The Corporation shall keep correct and complete books and records of account and shall keep minutes of the proceedings of its shareholder, Board of Directors and committees of directors.  The Corporation shall keep at its registered office or principal place of business  or at the office of its transfer agent a record of its shareholders, giving the names and addresses of all shareholders and the number of shares held by each of them.  Any books, records and minutes may be in written form or in any other form capable of being converted into written form within a reasonable period of time.

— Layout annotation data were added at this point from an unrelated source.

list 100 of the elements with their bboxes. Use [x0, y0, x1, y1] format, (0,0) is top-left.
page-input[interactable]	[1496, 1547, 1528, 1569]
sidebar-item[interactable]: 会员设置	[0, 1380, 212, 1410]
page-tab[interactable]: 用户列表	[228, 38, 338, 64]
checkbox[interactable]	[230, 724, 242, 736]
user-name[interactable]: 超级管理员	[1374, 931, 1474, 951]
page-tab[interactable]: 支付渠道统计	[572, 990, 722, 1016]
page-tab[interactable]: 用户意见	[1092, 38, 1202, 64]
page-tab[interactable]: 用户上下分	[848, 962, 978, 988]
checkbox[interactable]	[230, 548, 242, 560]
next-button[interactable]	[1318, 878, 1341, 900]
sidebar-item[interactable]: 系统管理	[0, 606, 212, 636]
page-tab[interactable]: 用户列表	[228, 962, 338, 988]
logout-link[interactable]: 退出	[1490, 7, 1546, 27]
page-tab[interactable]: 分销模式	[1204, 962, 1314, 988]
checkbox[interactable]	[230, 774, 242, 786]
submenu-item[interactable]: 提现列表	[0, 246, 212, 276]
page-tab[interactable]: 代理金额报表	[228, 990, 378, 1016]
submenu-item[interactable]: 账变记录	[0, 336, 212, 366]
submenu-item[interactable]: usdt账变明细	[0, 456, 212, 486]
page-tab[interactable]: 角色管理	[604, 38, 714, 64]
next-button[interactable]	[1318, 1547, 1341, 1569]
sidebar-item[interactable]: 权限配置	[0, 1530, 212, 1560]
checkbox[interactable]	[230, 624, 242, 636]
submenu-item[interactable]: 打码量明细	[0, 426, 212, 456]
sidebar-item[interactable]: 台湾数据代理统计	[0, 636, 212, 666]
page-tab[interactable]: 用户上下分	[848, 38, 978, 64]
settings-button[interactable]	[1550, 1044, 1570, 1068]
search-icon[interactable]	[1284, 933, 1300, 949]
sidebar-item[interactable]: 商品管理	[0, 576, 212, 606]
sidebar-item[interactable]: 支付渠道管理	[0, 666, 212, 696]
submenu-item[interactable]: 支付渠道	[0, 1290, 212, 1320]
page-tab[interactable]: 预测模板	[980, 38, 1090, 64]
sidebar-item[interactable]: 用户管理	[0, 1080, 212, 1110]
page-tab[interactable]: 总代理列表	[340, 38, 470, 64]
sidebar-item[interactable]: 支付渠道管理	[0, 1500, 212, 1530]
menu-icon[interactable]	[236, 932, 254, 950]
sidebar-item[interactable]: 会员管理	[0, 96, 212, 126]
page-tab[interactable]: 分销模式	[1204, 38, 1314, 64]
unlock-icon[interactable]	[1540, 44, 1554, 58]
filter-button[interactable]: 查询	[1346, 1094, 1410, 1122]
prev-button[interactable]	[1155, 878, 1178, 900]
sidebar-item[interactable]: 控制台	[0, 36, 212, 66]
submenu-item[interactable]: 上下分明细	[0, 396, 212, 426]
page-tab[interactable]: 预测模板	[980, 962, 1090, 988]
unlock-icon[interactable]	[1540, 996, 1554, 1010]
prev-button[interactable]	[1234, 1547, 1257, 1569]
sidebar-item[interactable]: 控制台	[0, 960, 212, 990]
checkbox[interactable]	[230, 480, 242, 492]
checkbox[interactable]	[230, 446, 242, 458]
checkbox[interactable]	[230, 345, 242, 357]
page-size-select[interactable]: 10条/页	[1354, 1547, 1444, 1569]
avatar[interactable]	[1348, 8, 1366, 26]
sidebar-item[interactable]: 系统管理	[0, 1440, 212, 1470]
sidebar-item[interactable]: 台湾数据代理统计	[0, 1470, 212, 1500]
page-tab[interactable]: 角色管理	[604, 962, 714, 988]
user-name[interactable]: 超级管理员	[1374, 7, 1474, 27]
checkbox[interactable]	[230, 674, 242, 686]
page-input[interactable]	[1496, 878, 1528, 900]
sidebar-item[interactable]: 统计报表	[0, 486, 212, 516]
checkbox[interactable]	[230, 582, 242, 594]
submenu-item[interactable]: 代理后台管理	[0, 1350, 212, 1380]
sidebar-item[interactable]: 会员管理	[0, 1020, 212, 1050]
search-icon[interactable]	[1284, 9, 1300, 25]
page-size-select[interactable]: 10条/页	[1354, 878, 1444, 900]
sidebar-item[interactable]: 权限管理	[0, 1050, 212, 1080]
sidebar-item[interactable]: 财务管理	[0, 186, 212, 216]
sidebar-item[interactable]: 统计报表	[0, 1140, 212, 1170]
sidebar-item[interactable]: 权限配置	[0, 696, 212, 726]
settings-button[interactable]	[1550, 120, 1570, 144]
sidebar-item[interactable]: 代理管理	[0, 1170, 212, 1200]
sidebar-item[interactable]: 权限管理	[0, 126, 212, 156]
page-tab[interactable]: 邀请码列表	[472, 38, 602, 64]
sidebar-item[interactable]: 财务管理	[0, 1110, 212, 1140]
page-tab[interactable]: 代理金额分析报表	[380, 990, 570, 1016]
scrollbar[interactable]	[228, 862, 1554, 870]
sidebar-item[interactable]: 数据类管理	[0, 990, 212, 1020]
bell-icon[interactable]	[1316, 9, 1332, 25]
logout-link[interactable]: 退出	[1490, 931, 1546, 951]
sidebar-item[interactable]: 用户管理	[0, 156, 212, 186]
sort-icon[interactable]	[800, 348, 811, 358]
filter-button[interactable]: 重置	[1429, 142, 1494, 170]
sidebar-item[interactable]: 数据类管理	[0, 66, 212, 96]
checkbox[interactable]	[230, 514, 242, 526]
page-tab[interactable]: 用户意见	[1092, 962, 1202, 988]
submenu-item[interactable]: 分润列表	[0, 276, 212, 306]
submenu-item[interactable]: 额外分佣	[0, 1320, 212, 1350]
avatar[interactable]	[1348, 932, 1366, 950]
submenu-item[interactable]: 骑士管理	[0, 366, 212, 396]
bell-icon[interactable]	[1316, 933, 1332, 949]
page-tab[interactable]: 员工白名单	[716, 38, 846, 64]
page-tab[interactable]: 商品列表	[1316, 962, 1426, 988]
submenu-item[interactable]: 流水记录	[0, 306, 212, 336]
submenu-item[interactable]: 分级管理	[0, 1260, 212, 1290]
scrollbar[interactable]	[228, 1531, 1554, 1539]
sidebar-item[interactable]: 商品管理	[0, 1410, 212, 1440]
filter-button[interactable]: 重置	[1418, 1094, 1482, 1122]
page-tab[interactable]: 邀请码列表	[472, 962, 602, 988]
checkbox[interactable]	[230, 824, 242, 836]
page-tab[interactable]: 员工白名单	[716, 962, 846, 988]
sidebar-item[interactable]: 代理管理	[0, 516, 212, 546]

Section 2. Shareholders’ Inspection Rights



The right to inspect or make copies of the records of the Corporation is limited to those persons entitled to do so in accordance with applicable law.



ARTICLE VI.

DISTRIBUTIONS



The Board of Directors of the Corporation may, from time to time, declare, and the Corporation may make distributions in respect of any of the Corporation’s shares except to the extent otherwise restricted by applicable law.

 

 

ARTICLE VII.

CORPORATE SEAL



The Board of Directors of the Corporation shall adopt a corporate seal in such form as the Board shall prescribe.



ARTICLE VIII.

INDEMNIFICATION


Subject only to limitations provided in the Florida Business Corporation Act, each director or officer of the Corporation, whether or not then in office shall be indemnified by the Corporation against all costs and expenses reasonably incurred by or imposed upon such director or officer in connection with or arising out of any claim, demand, action, suit or proceeding, whether civil, criminal, administrative or investigative, in which he or it may be involved or to which he or it may be made a party by reason of his or its being or having been a director or officer of the Corporation, said costs and expenses to include (without limitation) attorneys’ fees and the costs of reasonable settlement made with a view to curtailment of costs of litigation, if such director, officer or legal counsel acted in good faith and in a manner he or it reasonably believed to be in, or not opposed to, the best interests of the Corporation and, with respect to any criminal action or proceeding, had no reasonable cause to believe his or its conduct was unlawful.  Such right of indemnification shall not be exclusive of any other rights to which the indemnified person may be entitled, pursuant to other agreements, or as a matter of law, and the foregoing right of indemnification shall inure to the benefit of the heirs, successors, personal representatives, executors and administrators of any such director or officer.



ARTICLE IX.

AMENDMENT


These By-Laws may be altered, amended or repealed and new By-Laws may be adopted, by a vote of a majority of the Board of Directors or by a majority of the shareholders of the Corporation.